Citation:
Isabelle Tang and Toby P. Breckon. Automatic road environment classification. IEEE Transactions on Intelligent Transportation Systems. June 2011, Volume 12, Issue 2, Pages 476-484
Abstract:
The ongoing development autonomous vehicles and adaptive vehicle dynamics
present in many modern vehicles has generated a need for road environment
classification - i.e., the ability to determine the nature of the current road
or terrain environment from an onboard vehicle sensor. In this paper, we
investigate the use of a low-cost camera vision solution capable of urban,
rural, or off-road classification based on the analysis of color and texture
features extracted from a driver's perspective camera view.
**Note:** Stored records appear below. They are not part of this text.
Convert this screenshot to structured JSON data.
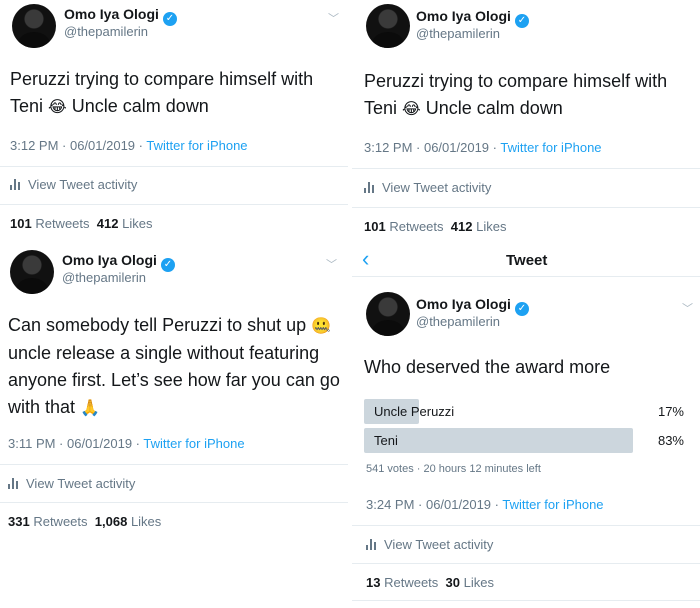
{
  "author": {
    "name": "Omo Iya Ologi",
    "handle": "@thepamilerin",
    "verified_mark": "✓"
  },
  "tweet1": {
    "line1": "Peruzzi trying to compare himself with",
    "line2a": "Teni",
    "line2b": "Uncle calm down",
    "emoji": "😂",
    "time": "3:12 PM · 06/01/2019 ·",
    "source": "Twitter for iPhone",
    "activity": "View Tweet activity",
    "retweets": "101",
    "retweets_label": "Retweets",
    "likes": "412",
    "likes_label": "Likes"
  },
  "tweet2": {
    "line1": "Can somebody tell Peruzzi to shut up",
    "emoji1": "🤐",
    "line2": "uncle release a single without featuring",
    "line3": "anyone first. Let’s see how far you can go",
    "line4": "with that",
    "emoji2": "🙏",
    "time": "3:11 PM · 06/01/2019 ·",
    "source": "Twitter for iPhone",
    "activity": "View Tweet activity",
    "retweets": "331",
    "retweets_label": "Retweets",
    "likes": "1,068",
    "likes_label": "Likes"
  },
  "nav": {
    "back": "‹",
    "title": "Tweet"
  },
  "tweet3": {
    "text": "Who deserved the award more",
    "poll": [
      {
        "label": "Uncle Peruzzi",
        "percent_text": "17%",
        "share": 0.17
      },
      {
        "label": "Teni",
        "percent_text": "83%",
        "share": 0.83
      }
    ],
    "poll_meta": "541 votes · 20 hours 12 minutes left",
    "time": "3:24 PM · 06/01/2019 ·",
    "source": "Twitter for iPhone",
    "activity": "View Tweet activity",
    "retweets": "13",
    "retweets_label": "Retweets",
    "likes": "30",
    "likes_label": "Likes"
  },
  "icons": {
    "chevron": "﹀"
  },
  "colors": {
    "link": "#1da1f2",
    "muted": "#657786",
    "poll_bar": "#ccd6dd"
  }
}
A feature set based
on color and texture distributions is extracted from multiple regions of
interest in this forward-facing camera view and combined with a trained
classifier approach to resolve two road-type classification problems of varying
difficulty - {off-road, on-road} environment determination and the additional
multiclass road environment problem of {off-road, urban, major/trunk road and
multilane motorway/carriageway}. Two illustrative classification approaches are
investigated, and the results are reported over a series of real environment
data. An optimal performance of ~90% correct classification is achieved for the
{off-road, on-road} problem at a near real-time classification rate of 1 Hz.